Other texts such as, for example, Timoshenko’s Theory of Elasticity, give or refer to many other two-dimensional solutions for other cases of straight and curved beams. These are primarily for distributed loads which can, no matter how complicated, be represented by Fourier series to any accuracy.

However, one purpose in developing a complete field theory such as elas-ticity is to determine when it is not necessary. Throughout the chapter it is emphasized, perhaps excessively, that even for short deep beams, approximate analysis based on the assumption of plane sections turns out to be perfectly adequate for engineering purposes. Although elasticity includes transverse stresses and gives shear exactly, these refinements are not significant. Thus, for simple or complicated loading, one can proceed with the methods of determinate or indeterminate structural analysis based on shear and bending moment diagrams computing stresses, rotations, and displacements from elementary straight beam or the Winkler formulae.

Moreover, throughout the chapter we have referred to elasticity as more advanced, more sophisticated while strength-of-materials-type analysis is called elementary. A designer would argue the reverse. Elasticity is a com-plete field theory and mathematically sophisticated, but for beams it is lim-ited. The two-dimensional solutions apply only to beams of constant curvature and rectangular cross-section.

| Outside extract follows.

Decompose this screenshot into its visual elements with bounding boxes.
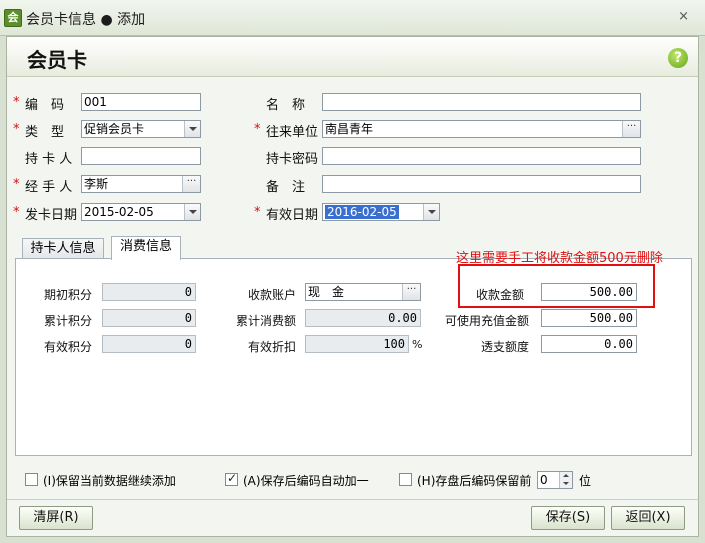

Thus elastic solutions are physically elementary when it comes to beams. Straight-beam or Winkler analysis in comparison is much more sophisti-cated. Any symmetric cross-section is fine, e.g., I-Beams, T-Beams, circular, or elliptic sections, solid or hollow. They can have any variation in curvature or, for that matter, changing depth and thickness. To designers, so-called ele-mentary analysis is the much more powerful alternative.

Consequently, books on structural mechanics here diverge from elasticity and go on to develop this highly versatile approach in all its complexity. For straight and curved beams, the idea of shear flow and the concept of shear center are developed for nonsymmetric and for thin-walled sections. Buckling and stability and the interaction effects of combined bending and axial forces become all important in design and the “elementary” approach becomes any-thing but simple. However, rather than follow that route, we will go on to analysis and design problems where elasticity is not only preferable, but often essential.